BDP’li (şu anda bağımsız) parlamenterlerin
boykotu ve buna eklenecek öteki etkenler, kimilerinin
beklediği kıvılcım rolünü oynayabilir,
ülke bir kaos ortamına sürüklenebilir... Eğer
bundan bir devrim beklenebilseydi ne ala! Oysa böyle bir
devrim ufukta yok, onu yapacak güçler de yok. Geçmişte
düşlerinde devrimci durumlarla yatıp kalkan,
kaos dendi mi gözleri parlayan solun çoktandır elini
kaldıracak hali yok. PKK’nın ve BDP-DTK kesiminin
ise, bazılarının abartmalarına rağmen,
ne istedikleri ortada: Çıtanın en üst kesimi
anadilde eğitim ve içi boş, sıradan bir
eyalet sistemi olan, hatta bazı bakımlardan
ondan da geri, “Demokratik Özerklik”ten başkası
değil. Bu kadarını gerçekleştirmek
içinse kaosa gerek yok.
Öyle olunca kaos kime yarayacak? Besbelli derin güçlere,
statükocu kesime. Yani son sekiz-on yıldaki gelişmelerden,
askeri vesayetin gerilemiş olmasından, Kürt
sorununun bu denli gündeme girmesinden, çözüm ve demokratikleşme
ihtimalinden rahatsız olan kesimlere. Geçmişte
yaptıklarından (darbe, işkence, faili meaçhul
vb...) dolayı şimdi hesap vermekte olanlara...
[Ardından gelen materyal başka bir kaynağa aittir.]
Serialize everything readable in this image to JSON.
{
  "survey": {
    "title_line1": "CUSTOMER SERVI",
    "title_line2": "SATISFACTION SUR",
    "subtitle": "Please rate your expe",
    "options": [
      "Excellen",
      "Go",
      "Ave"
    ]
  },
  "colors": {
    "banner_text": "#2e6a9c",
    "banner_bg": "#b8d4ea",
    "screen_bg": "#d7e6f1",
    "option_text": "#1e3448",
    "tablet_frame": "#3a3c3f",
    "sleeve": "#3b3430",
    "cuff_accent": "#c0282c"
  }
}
Daha somut bir deyişle darbecilere, Ergenekonculara.
Onların dört gözle Kürt sokağının
karışmasını bekledikleri, bunun için
Kürtleri kışkırttıkları, doğabilecek
kanlı ve hükümet bakımından yönetilemez
ortamda kurtarıcı pozuyla yeniden sahneye çıkıp
hükümeti de parlamentoyu da, cümle siyasi partileri de
bir yana itip 12 Eylül türü borularını öttürmeyi
umut ettikleri, bunun için çalıştıkları
bilinmeyen bir şey değil. Bunu görmeyen, gördüğü
zaman çok geç kalmış olur.
Bu nedenle şu anda yapılması gereken şey
kaos yaratmak isteyenlerin oyununa gelmemektir. Kürt halkının
haklı, eşitlikçi talepleri için, gerçek bir
demokrasi için kitle hareketini arkasına almak ve
buna uygun düşen sivil itaatsizlik türünden eylemler
ise farklı bir şeydir. Ben bunu her zaman savundum.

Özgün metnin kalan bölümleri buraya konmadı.